Filho do ex-presidente Jair Bolsonaro, o senador Flávio Bolsonaro (PL-RJ) procurou nessa terça-feira (10) eximir o pai de culpa nos atos terroristas promovidos no domingo, com a invasão e depredação dos prédios dos três Poderes da República, em Brasília. O movimento ocorre na iminência de Bolsonaro retornar ao Brasil, por alegados problemas de saúde e também por questões legais.
Flávio defendeu que os autores dos ataques, mesmo sendo identificados como bolsonaristas radicais, sejam punidos individualmente.
“Muitas pessoas tentaram vincular Bolsonaro ao que aconteceu, a esse ato triste, lamentável, injustificável na nossa Casa [Congresso Nacional]. Eu gostaria de me somar às palavras de Vossa Excelência, presidente, na parte em que o senhor coloca a individualização das responsabilidades”, disse.
Antes de Flávio, o presidente do Senado, Rodrigo Pacheco (PSD-MG), havia dito que buscará a responsabilização dos terroristas, com processos individualizados para pedir a reparação financeira pelos danos causados, inclusive com o confisco de ativos.
“Não queiram criar essa narrativa mentirosa, como se houvesse alguma vinculação de Bolsonaro a esses atos irresponsáveis. O presidente Bolsonaro, como muitos aí já falaram, após o resultado das eleições ficou em silêncio, se recolheu e está lambendo as feridas. É o que ele está fazendo, praticamente incomunicável”, garantiu Flávio Bolsonaro, que participou remotamente da sessão do Senado que aprovou o decreto de intervenção na segurança do Distrito Federal — ele e outros sete senadores bolsonaristas votaram contra a proposta.

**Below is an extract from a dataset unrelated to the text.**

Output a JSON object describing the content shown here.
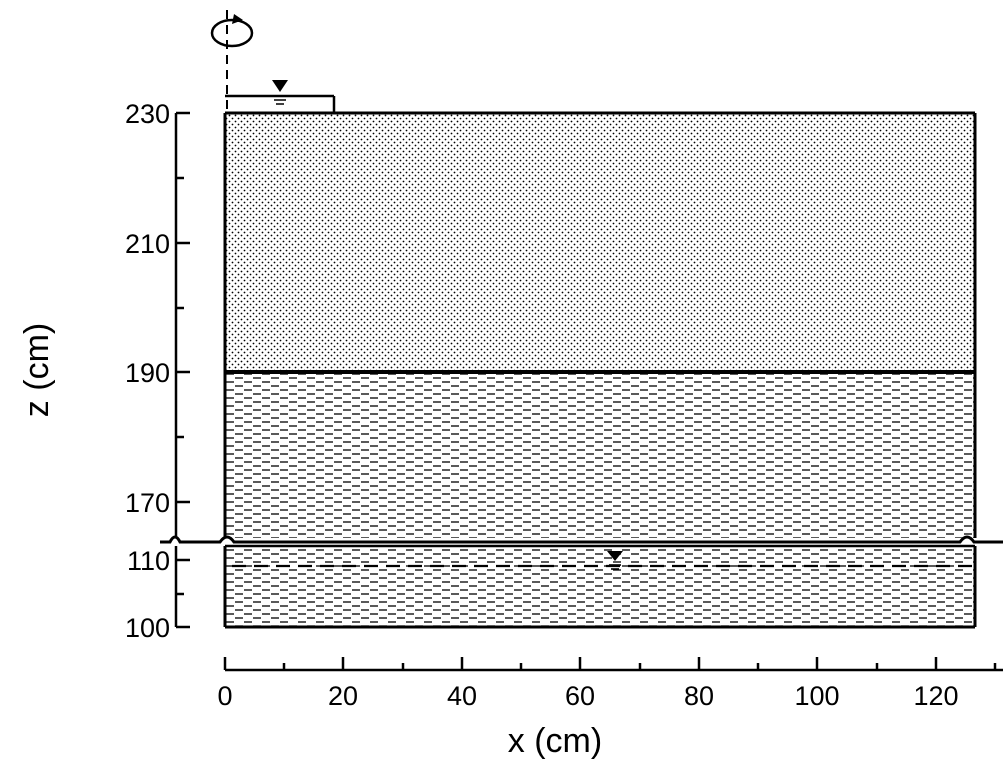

Foi novamente o filho do ex-presidente que vocalizou as motivações da oposição ao governo de Luiz Inácio Lula da Silva (PT), colocando em dúvida a qualificação do interventor, o secretário-executivo do Ministério da Justiça Ricardo Cappelli, e levantando uma tese amplamente disseminada entre bolsonaristas, sem que haja nenhuma prova: o de que a destruição teria sido causada por infiltrados ligados à esquerda.
“Não pode descartar nenhuma possibilidade, eu já vi infiltrados em manifestações legítimas, que não está descartado que tenha acontecido”, disse Flávio, questionando o fato de Cappelli ser jornalista de formação e ter sido presidente da União Nacional dos Estudantes (UNE) de 1997 a 1999. “O interventor, que é um jornalista, que não conheço, não entende nada de segurança pública, foi presidente da UNE e secretário de comunicação do Maranhão. Não sei se essa pessoa vai ter isenção suficiente para, se ao identificar pessoas que tenham vínculos com partidos ligados à esquerda, promover a justiça”.